Marco Adaggio

Personal information
- Date of birth: 6 October 1987 (age 38)
- Place of birth: Málaga, Spain
- Position: Striker

Youth career
- Shrewsbury Town

Senior career*
- Years: Team / Apps / (Gls)
- 2004–2007: Shrewsbury Town / 10 / (0)
- 2006: → AFC Telford United (loan) / 3 / (0)
- 2007: Bangor City / 8 / (2)
- 2007–2008: Stafford Rangers / 24 / (6)
- 2008–2010: Worcester City / 33 / (15)
- 2010–2011: Redditch United
- 2011: Nantwich Town
- 201?–201?: Rushall Olympic
- 201?–201?: Newcastle Town
- 201?–2013: Ellesmere Rangers / 3 / (1)
- 2013: AFC Telford United / 6 / (0)
- 2013: Chasetown / 5 / (3)
- 2013–2014: Ellesmere Rangers / 38 / (40)
- 2014–2016: Hinckley / 47 / (35)
- 2016: Chasetown
- 2016–2019: Highgate United
- 2019–2020: Worcester City
- 2020–2022: Ellesmere Rangers

= Marco Adaggio =

English footballer (b. 1987)

Marco Adaggio (born 6 October 1987) is an English-Italian retired footballer who played as a striker.

==Career==
Born to Italian and English parents in Málaga, Spain, Adaggio moved to Shropshire, England aged 11, having spent his earlier childhood in Naples and Rimini, Italy. He joined the Centre of Excellence of local club Shrewsbury Town.

Adaggio made his club début on 2 April 2005 in the 3–0 home win over Oxford United. On 18 April 2006 he made his tenth appearance for "the Shrews", all of which came as a substitute. Earlier in the season he had spent time on loan to local rivals AFC Telford United. At the end of the season, two years into his three-year scholarship programme, he was handed a professional contract.

Despite a few first team appearances for the club, Adaggio was unable to command a regular first-team place, and in January 2007 he was released by the club, along with fellow squad player Gavin Cadwallader. He subsequently joined Bangor City. At the end of the 2006–07 season, he was released by the club, and moved to Stafford Rangers.

After a summer-long trial at Kidderminster Harriers, Adaggio joined Worcester City in August 2008.

At the end of the 2008–09 season, Adaggio finished as the club's top scorer with 15 goals and signed a new one-year deal at the club. However, this was on reduced terms due to cost-cutting measures.

On 6 March 2013 he rejoined AFC Telford United until the end of the season. On 11 May 2013 he was released by Telford with five other players.

After being released by Telford, he joined up with Chasetown in pre season. He then agreed a deal for the upcoming season.

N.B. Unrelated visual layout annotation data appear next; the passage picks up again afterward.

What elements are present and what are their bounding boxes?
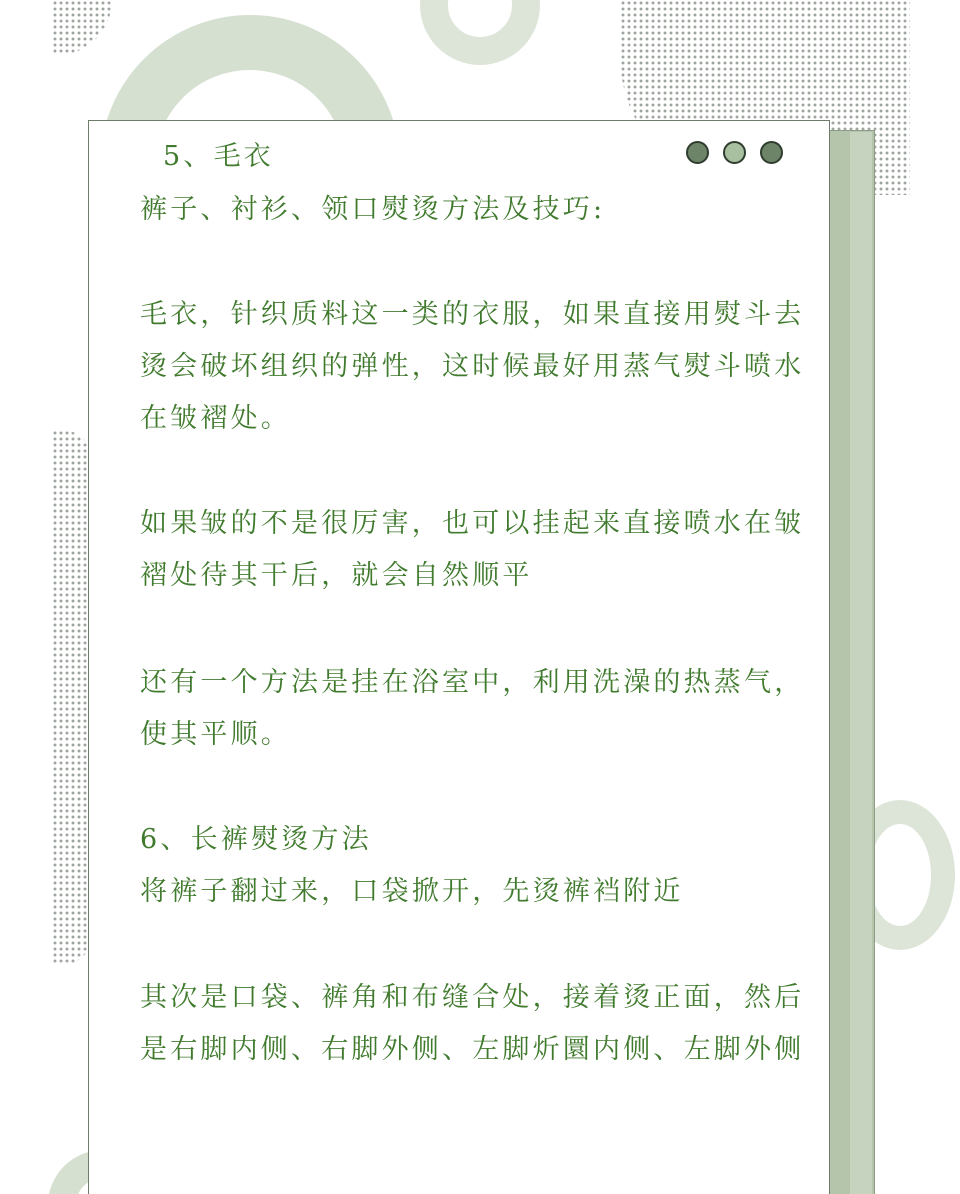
paragraph-line: 其次是口袋、裤角和布缝合处，接着烫正面，然后	[140, 982, 805, 1013]
window-control-dots	[686, 141, 783, 164]
card-shadow-stripe	[850, 132, 872, 1194]
paragraph-line: 是右脚内侧、右脚外侧、左脚炘圜内侧、左脚外侧	[140, 1034, 805, 1065]
dot-pattern-decoration	[52, 0, 112, 55]
section-heading: 5、毛衣	[163, 141, 274, 172]
paragraph-line: 毛衣，针织质料这一类的衣服，如果直接用熨斗去	[140, 299, 805, 330]
ring-decoration	[420, 0, 540, 65]
dot-pattern-decoration	[52, 430, 92, 965]
paragraph-line: 还有一个方法是挂在浴室中，利用洗澡的热蒸气，	[140, 667, 805, 698]
paragraph-line: 褶处待其干后，就会自然顺平	[140, 560, 533, 591]
circle-icon	[686, 141, 709, 164]
paragraph-line: 在皱褶处。	[140, 403, 291, 434]
content-card	[88, 120, 830, 1194]
section-heading: 6、长裤熨烫方法	[140, 824, 372, 855]
paragraph-line: 将裤子翻过来，口袋掀开，先烫裤裆附近	[140, 876, 684, 907]
paragraph-line: 烫会破坏组织的弹性，这时候最好用蒸气熨斗喷水	[140, 351, 805, 382]
subtitle-line: 裤子、衬衫、领口熨烫方法及技巧:	[140, 194, 606, 225]
circle-icon	[760, 141, 783, 164]
paragraph-line: 使其平顺。	[140, 719, 291, 750]
circle-icon	[723, 141, 746, 164]
paragraph-line: 如果皱的不是很厉害，也可以挂起来直接喷水在皱	[140, 508, 805, 539]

Having taken a step down to concentrate on a career in coaching, scoring 40 goals in 38 appearances while playing for Ellesmere Rangers in the West Midlands Regional League, Adaggio signed for Hinckley for the 2014–15 season. Adaggio played two seasons for the newly formed club eventually scoring 48 goals in a total of 60 appearances, before moving back to Chasetown in March 2016.